The present study needs to be longitudinal in nature to lay down a protocol for BOV as a reliable marker of ovarian reserve. We need to provide strong evidence of the fact that lower ovarian volume is seen in infertile patients and resulted in poor response to ART stimulation protocols. However, these methods were out of the scope of present study. Another limitation in present study was non inclusion of AMH, which has also proved to be sensitive marker of ovarian reserve; however, it was omitted as it was unjustified to put burden on the control group, reporting to the department for complaint unrelated to fertility [21-23]. Future studies targeting AMH need to be done for further enhancing the predictability of ovarian reserve markers.

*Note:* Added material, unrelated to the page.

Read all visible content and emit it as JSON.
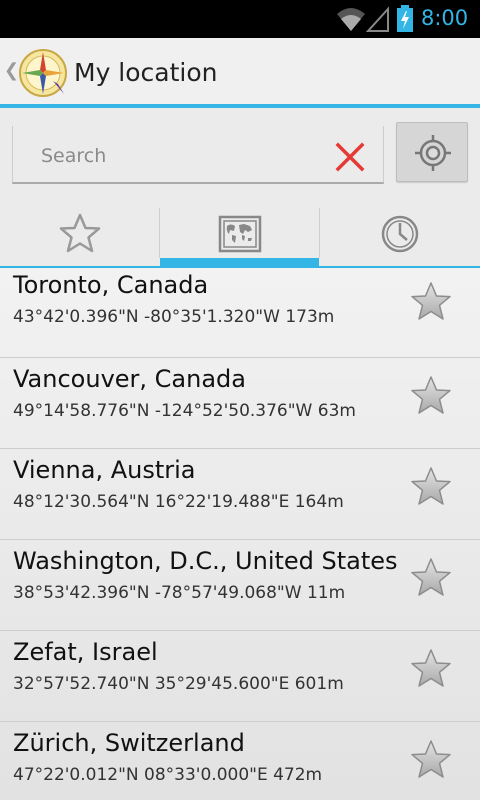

An ideal test should be accurate, predictive, objective, reproducible, easily measurable, independent and cost effective. In view of the mentioned criteria, ovarian volume fulfils most of them; however, it may not be accurate and is dependent on other markers. Hence, its role always remains under question, when we compare it to AFC and AMH. The committee opinion on American gynecology practice recommends AMH, AFC and FSH plus estradiol for ovarian reserve assessment; however, none of them is able to predict the outcome of conception [5]. Hence, total ovarian volume can also stand shoulder to shoulder by the side of these recommended markers on account of its ease and supportive role, but not neck and neck due to its less sensitivity and specificity.
Conclusion
In conclusion, the results indicate that BOV is a reliable marker of ovarian reserve on account of its parallel trend with AFC; however, it should not be used as a single viable predictor of fecundity. BOV should not be omitted from the list of ovarian reserve markers on account of its ease of measurement during the standard gynaecological ultrasound. A cutoff value for BOV may be predicted, incorporating a large group of the patients and following them for success or failure in conception.